Non le restava che una speranza, e rivolse lo sguardo supplice alla madre, ma contrariamente al solito, non trovò l’appoggio che sperava, anche lei si mantenne fredda e decisa.

Nei giorni successivi la giovane fece di tutto per cercare di convincerli che era pentita, che non l’avrebbe più fatto, che si sarebbe comportata bene, ma a nulla valsero i suoi sforzi.

Il lunedì successivo, suo padre, l’aiutò a caricare i propri bagagli nella macchina e l’accompagnò personalmente dal professor Giugni. Entrarono nel parco di una stupenda villa, che Carolina non seppe definire che “Antica”, tutto era preciso, pulito ed ordinato. Si fermarono davanti al sontuoso ingresso e subito alcuni inservienti vennero loro incontro. Subito dopo arrivò il maggiordomo “Sig. Carli, signorina, il professore li attende nel suo studio” disse con fare impeccabile “Gli inservienti si occuperanno dei bagagli della signorina, seguitemi per favore.

Il padre di Carolina aprì il bagagliaio della macchina, poi insieme seguirono il maggiordomo. Giunsero alla porta dello studio, il maggiordomo bussò, “Avanti” rispose una voce possente da dentro allo studio. Il maggiordomo aprì ed entrò “Porfessore, è arrivato il signor carli con la figlia” disse “Li faccia accomodare prego” rispose il professore.

Scortati dall’impeccabile maggiordomo, Carolina ed il padre entrarono nell’austero studio, e davanti a loro si stagliò l’imponente figura del professore, un nuomo di circa cinquant’anni, un fisico imponente ma non grasso, elegantemente vestito di scuro, una barba appena brizzolata, molto curata, capelli corti e ben curati.

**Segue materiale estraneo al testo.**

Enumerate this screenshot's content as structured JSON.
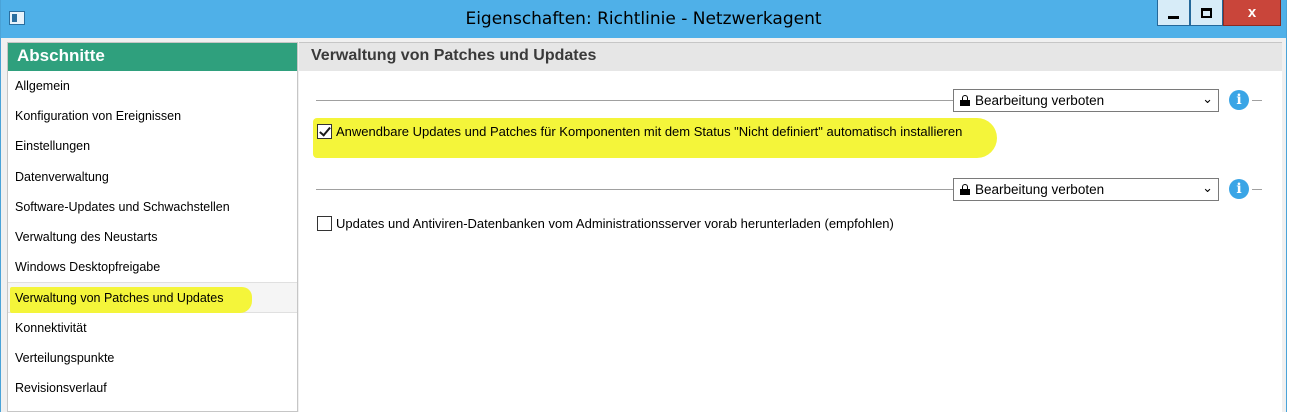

Il professore si fece avanti stringendo la mano al padre di Carolina, ed a lei non rivolse nemmeno lo sguardo “Accomodatevi prego” disse poi lui ed il padre presero a parlare fitto, mentre Carolina ascoltava distrattamente, osservando lo studio che per lei aveva un’aria opprimente “Signorina” la richiamò la voce austera del profesore e Carolina si voltò verso di lui “Alla presenza di suo padre voglio chiarirle che sono stato da lui autorizzato a prendere con lei tutti i provvedimenti che riterrò necessari alla sua educazione accelerata, e lei dovrà accettare i miei ordini come venissero direttamente da suo padre” disse fissandola intensamente.

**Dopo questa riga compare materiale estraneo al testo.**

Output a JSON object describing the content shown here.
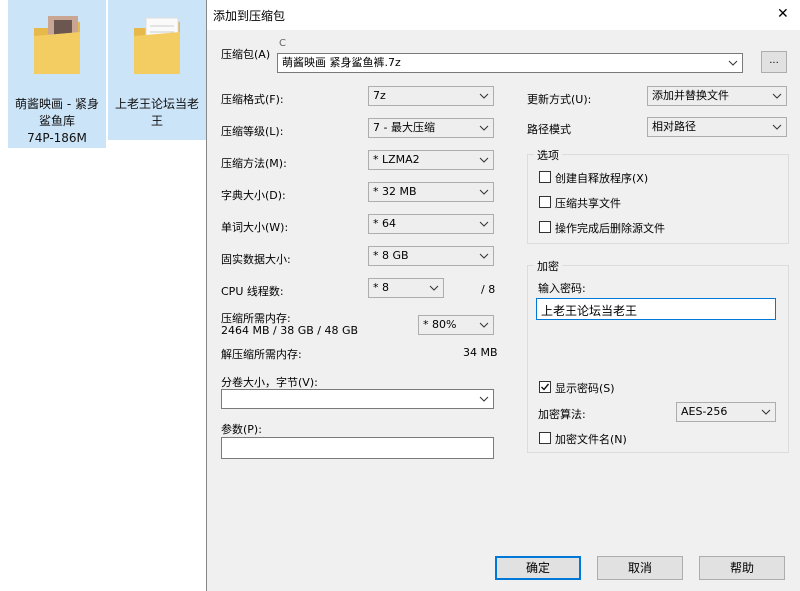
{
  "desktop": {
    "items": [
      {
        "label_line1": "萌酱映画 - 紧身",
        "label_line2": "鲨鱼库",
        "label_line3": "74P-186M"
      },
      {
        "label_line1": "上老王论坛当老",
        "label_line2": "王"
      }
    ]
  },
  "dialog": {
    "title": "添加到压缩包",
    "close_glyph": "✕",
    "archive_label": "压缩包(A)",
    "archive_path_partial": "C",
    "archive_name": "萌酱映画 紧身鲨鱼裤.7z",
    "browse_label": "...",
    "format_label": "压缩格式(F):",
    "format_value": "7z",
    "level_label": "压缩等级(L):",
    "level_value": "7 - 最大压缩",
    "method_label": "压缩方法(M):",
    "method_value": "* LZMA2",
    "dict_label": "字典大小(D):",
    "dict_value": "* 32 MB",
    "word_label": "单词大小(W):",
    "word_value": "* 64",
    "solid_label": "固实数据大小:",
    "solid_value": "* 8 GB",
    "cpu_label": "CPU 线程数:",
    "cpu_value": "* 8",
    "cpu_max": "/ 8",
    "mem_label": "压缩所需内存:",
    "mem_detail": "2464 MB / 38 GB / 48 GB",
    "mem_value": "* 80%",
    "decomp_label": "解压缩所需内存:",
    "decomp_value": "34 MB",
    "split_label": "分卷大小，字节(V):",
    "split_value": "",
    "params_label": "参数(P):",
    "params_value": "",
    "update_label": "更新方式(U):",
    "update_value": "添加并替换文件",
    "path_label": "路径模式",
    "path_value": "相对路径",
    "options_title": "选项",
    "opt_sfx": "创建自释放程序(X)",
    "opt_shared": "压缩共享文件",
    "opt_delete": "操作完成后删除源文件",
    "encrypt_title": "加密",
    "pwd_label": "输入密码:",
    "pwd_value": "上老王论坛当老王",
    "show_pwd": "显示密码(S)",
    "algo_label": "加密算法:",
    "algo_value": "AES-256",
    "encrypt_names": "加密文件名(N)",
    "ok": "确定",
    "cancel": "取消",
    "help": "帮助"
  }
}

Carolina annuì senza rispondere. Il padre di Carolina si congedò, e lei rimase sola con il professore. Lui si alzò e si avvicinò alla scrivania, pigiando un bottene, poco dopo la porta dello studio si aprì e comparve una giovane donna con un camice bianco “Mia cara, questa è la signorina Carli, vuoi occupartene tu per la solita visita d’inizio corso e poi mostrarle il suo alloggio” disse “Cretamente Ludovico”, rispose la giovane donna “Il tuo nome è Carolina vero, vuoi venire con me ? ” le disse gentilmente la donna e Carolina si alzò e la seguì insieme uscirono dallo studio.

Quando si furono allontanati di qualche passo, Carolina tentò un’approccio amichevole con la giovane donna “Tu chi sei un’assistente del vecchio ? ” domandò, la donna si voltò verso di lei raggelandola “Signorina Carli, qui noi usiamo dare del lei, e non si rivolga più a mio marito con quell’appellativo. Io sono la dottoressa Mirella Rotelli, moglie del professor Giugni e sua prima collaboratrice”. Non parlarono più sino a che non arrivarono in uno studio medico.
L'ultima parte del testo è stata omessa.